Ovviamente la risposta non può essere una sola, in quanto può divergere a seconda del tipo di liquido che vogliamo trattare, ma anche a seconda del risultato che vogliamo ottenere, oltre che dalla filosofia che abbiamo scelto di seguire. Ad esempio nel caso della birra il riempimento cambia in base al tipo di fermentazione che vogliamo fare, per cui risulta da efficace a ottimo un sistema a gravità per le birre rifermentate in bottiglia, quello isobarico quando il processo è concluso a monte e quindi si deve imbottigliare un liquido gasato. Il sistema a gravità, può, se le condizioni lo richiedono, essere implementato con sistemi di vuoto e iniezione gas, così che sia possibile una regolazione dell’ossigeno necessario al processo di rifermentazione.
Come funziona e quali vantaggi ha il riempimento isobarico di Quinti?
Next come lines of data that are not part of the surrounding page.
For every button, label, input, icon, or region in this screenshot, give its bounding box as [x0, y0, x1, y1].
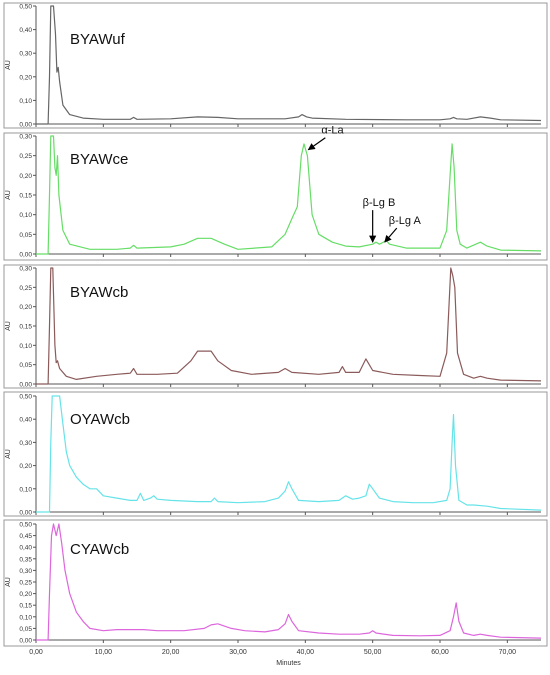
panel-frame [3, 132, 548, 261]
y-tick-label: 0,50 [19, 4, 32, 11]
y-tick-label: 0,10 [19, 614, 32, 621]
panel-frame [3, 2, 548, 129]
annotation-label: β-Lg B [363, 197, 396, 209]
y-tick-label: 0,25 [19, 285, 32, 292]
x-tick-label: 10,00 [95, 649, 113, 656]
y-tick-label: 0,20 [19, 74, 32, 81]
x-axis-label: Minutes [276, 660, 301, 667]
y-tick-label: 0,15 [19, 603, 32, 610]
y-tick-label: 0,40 [19, 27, 32, 34]
y-tick-label: 0,45 [19, 533, 32, 540]
series-line-BYAWce [36, 135, 542, 255]
y-tick-label: 0,05 [19, 626, 32, 633]
sample-label: BYAWcb [70, 284, 128, 301]
y-tick-label: 0,05 [19, 232, 32, 239]
sample-label: CYAWcb [70, 541, 129, 558]
annotation-label: β-Lg A [389, 215, 422, 227]
sample-label: BYAWuf [70, 31, 126, 48]
y-tick-label: 0,30 [19, 134, 32, 141]
y-tick-label: 0,10 [19, 212, 32, 219]
sample-label: BYAWce [70, 151, 128, 168]
sample-label: OYAWcb [70, 411, 130, 428]
x-tick-label: 40,00 [297, 649, 315, 656]
y-tick-label: 0,10 [19, 98, 32, 105]
y-tick-label: 0,35 [19, 556, 32, 563]
series-line-BYAWuf [36, 5, 542, 125]
y-axis-label: AU [5, 449, 12, 459]
y-tick-label: 0,40 [19, 545, 32, 552]
x-tick-label: 50,00 [364, 649, 382, 656]
y-tick-label: 0,00 [19, 510, 32, 517]
x-tick-label: 20,00 [162, 649, 180, 656]
y-tick-label: 0,20 [19, 173, 32, 180]
y-tick-label: 0,25 [19, 580, 32, 587]
series-line-OYAWcb [36, 395, 542, 513]
y-axis-label: AU [5, 321, 12, 331]
y-tick-label: 0,20 [19, 591, 32, 598]
y-tick-label: 0,20 [19, 463, 32, 470]
y-tick-label: 0,00 [19, 638, 32, 645]
y-tick-label: 0,20 [19, 304, 32, 311]
x-tick-label: 30,00 [229, 649, 247, 656]
panel-frame [3, 519, 548, 647]
annotation-arrow [307, 137, 326, 151]
y-tick-label: 0,15 [19, 324, 32, 331]
x-tick-label: 70,00 [499, 649, 517, 656]
series-line-BYAWcb [36, 267, 542, 385]
y-tick-label: 0,50 [19, 522, 32, 529]
y-tick-label: 0,10 [19, 486, 32, 493]
x-tick-label: 0,00 [29, 649, 43, 656]
y-tick-label: 0,00 [19, 122, 32, 129]
y-axis-label: AU [5, 190, 12, 200]
y-tick-label: 0,30 [19, 266, 32, 273]
y-axis-label: AU [5, 577, 12, 587]
series-line-CYAWcb [36, 523, 542, 641]
y-tick-label: 0,00 [19, 382, 32, 389]
y-tick-label: 0,30 [19, 568, 32, 575]
y-tick-label: 0,30 [19, 51, 32, 58]
y-tick-label: 0,05 [19, 362, 32, 369]
y-tick-label: 0,50 [19, 394, 32, 401]
y-tick-label: 0,10 [19, 343, 32, 350]
x-tick-label: 60,00 [431, 649, 449, 656]
annotation-arrow [384, 227, 398, 243]
y-tick-label: 0,40 [19, 417, 32, 424]
y-tick-label: 0,25 [19, 153, 32, 160]
y-tick-label: 0,15 [19, 193, 32, 200]
annotation-label: α-La [321, 125, 344, 137]
y-tick-label: 0,00 [19, 252, 32, 259]
y-axis-label: AU [5, 60, 12, 70]
panel-frame [3, 391, 548, 517]
y-tick-label: 0,30 [19, 440, 32, 447]
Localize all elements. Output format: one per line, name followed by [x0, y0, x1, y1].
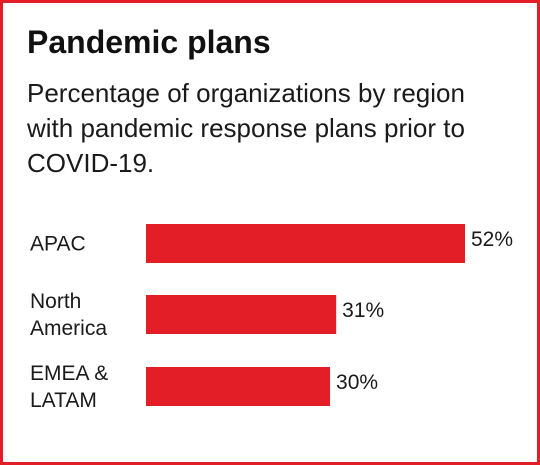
category-label-1: North America: [30, 290, 107, 340]
value-label-2: 30%: [336, 371, 378, 394]
value-label-0: 52%: [471, 228, 513, 251]
bar-0: [146, 224, 465, 263]
category-label-2: EMEA & LATAM: [30, 362, 108, 412]
bar-2: [146, 367, 330, 406]
category-label-0: APAC: [30, 233, 86, 256]
bar-1: [146, 295, 336, 334]
value-label-1: 31%: [342, 299, 384, 322]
La valvola di riempimento (detto anche rubinetto) è composta da due stadi: uno controlla il flusso del prodotto, l’altro controlla il flusso del gas tra la bottiglia e la campana. I due stadi sono indipendenti tra di loro, così che si possano aprire o chiudere indipendentemente.
Si ottengono così due risultati; spreco di prodotto pari a zero e precisione dei livelli.
In questo articolo abbiamo parlato di sistemi di riempimento, facendo un breve excursus sulle varie tipologie esistenti e fornendo delle piccole indicazioni sul loro funzionamento oltre che sulla loro destinazione. Si comprende che un sistema migliore dell’altro non esiste, ma esso deve essere scelto in base non solo al liquido da imbottigliare, ma anche tenendo conto di altri fattori, con la consapevolezza che la scelta può incidere sul risultato.